I give up on the notion of a traditional solution, pull out my phone, and punch “how to find a bathroom in a busy city” into YouTube. The first result seems promising as the title exactly matches my search request. In the video there is a young-looking male at a desk in front of a microphone commentating on an inset recording of what appears to be an episode of the Joe Rogan Experience which features two men also sitting at desks in front of microphones looking at another screen in their physical space that, it seems, is also a YouTube video of yet another young-looking male commentating on a final inset recording of archived footage of what appears to be an episode of whatever talk show Conan O’Brien hosted before Late Night, and that guest does, admittedly, seem to be delivering an anecdote that sounds eerily similar to the experience I am living now, although it’s difficult to hear since there are no fewer than five people talking across all layers of the video. I wonder if the guest, on that couch in that moment, could have ever began to comprehend that, due to unforeseen technological advancements that put most sci-fi novels to shame, he was simultaneously existing on the sidewalk next to me decades in the future. I close the video and pocket my phone as I can’t hear whatever solution he arrived at. I look up and around for something that does not yet exist and that I wouldn’t recognize anyway.

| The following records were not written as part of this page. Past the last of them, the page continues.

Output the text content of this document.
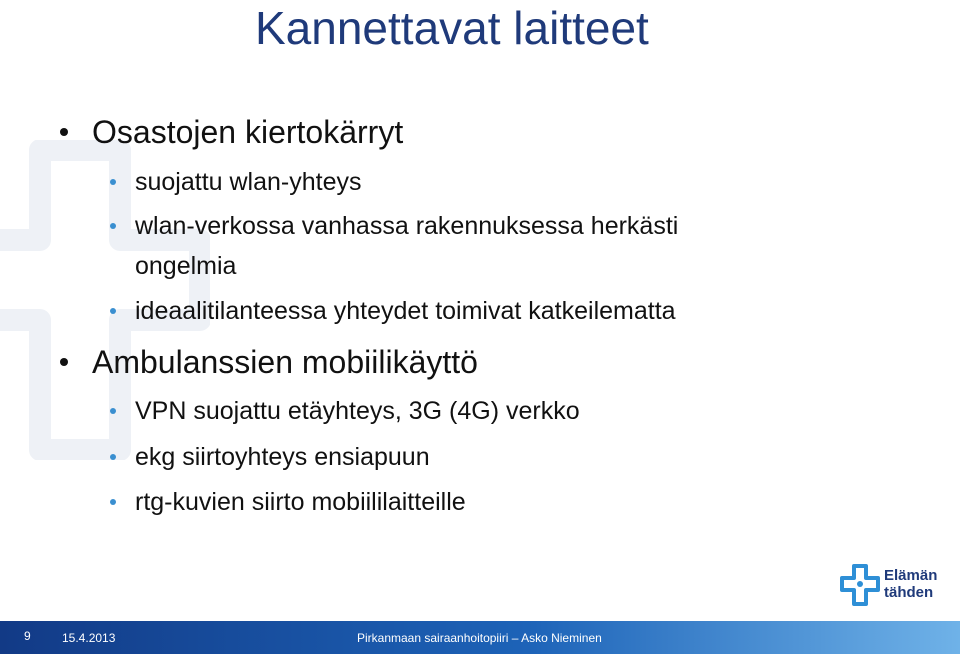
Kannettavat laitteet
Osastojen kiertokärryt
suojattu wlan-yhteys
wlan-verkossa vanhassa rakennuksessa herkästi
ongelmia
ideaalitilanteessa yhteydet toimivat katkeilematta
Ambulanssien mobiilikäyttö
VPN suojattu etäyhteys, 3G (4G) verkko
ekg siirtoyhteys ensiapuun
rtg-kuvien siirto mobiililaitteille
Elämän
tähden
9	15.4.2013	Pirkanmaan sairaanhoitopiiri – Asko Nieminen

I try not to think. I keep walking. I trip off the curb and fall between two parked cars. And just let it all out. And laugh. What else is there to do? I tried. I don’t care if, in all likelihood, the authorities are closing in. The relief is transcendental. Dissociative, even. I attain a perspective of the scene so removed that I can see the irony tensing up until it snaps at the end of this narrative arc so well that it could potentially be a story, and as I lie prostrate on the pavement I see myself, dear reader, in this story yet also, simultaneously, sitting and typing these words in the midst of creating a bridge that eternally connects the two moments even though I do not yet exist and I am not yet typing this story yet somehow I also do and so does it but where, when, exactly, am I, is that version of me at the computer, is that/this moment? Sometime, somewhere, yes. When, where, I am not sure. I am only sure that I am now amongst these words and their corridors, and in fact I always have been; I can no longer even remember putting them on this page for the first time and can only remember reworking and manipulating them, just as a dream does not start by slowly fading in from the void but by immediately placing the dreamer in it exactly as this story began for you, me, and the version of us both that exists here, together. But the only dreams we remember are the ones right before we wake up, and so what, perhaps, are you and I about to wake up from, or find ourselves being broadcasted across someday? As lost as I still am, I prefer to be lost in these organic lattices of my own creation instead of the plastic simulacrum of this city that was designed by some schmucks in a twentieth-story boardroom to fuck me, specifically, over. The buildings and the fog and my natural instincts are, for the first time in my life, indistinguishable from the words on this page and I’ve found that, for reasons I can’t explain, this eases the aches and pains of being unable to find a bathroom in a busy city.

I stand up. One of the cars is mine. There’s a neon-orange parking ticket on the windshield.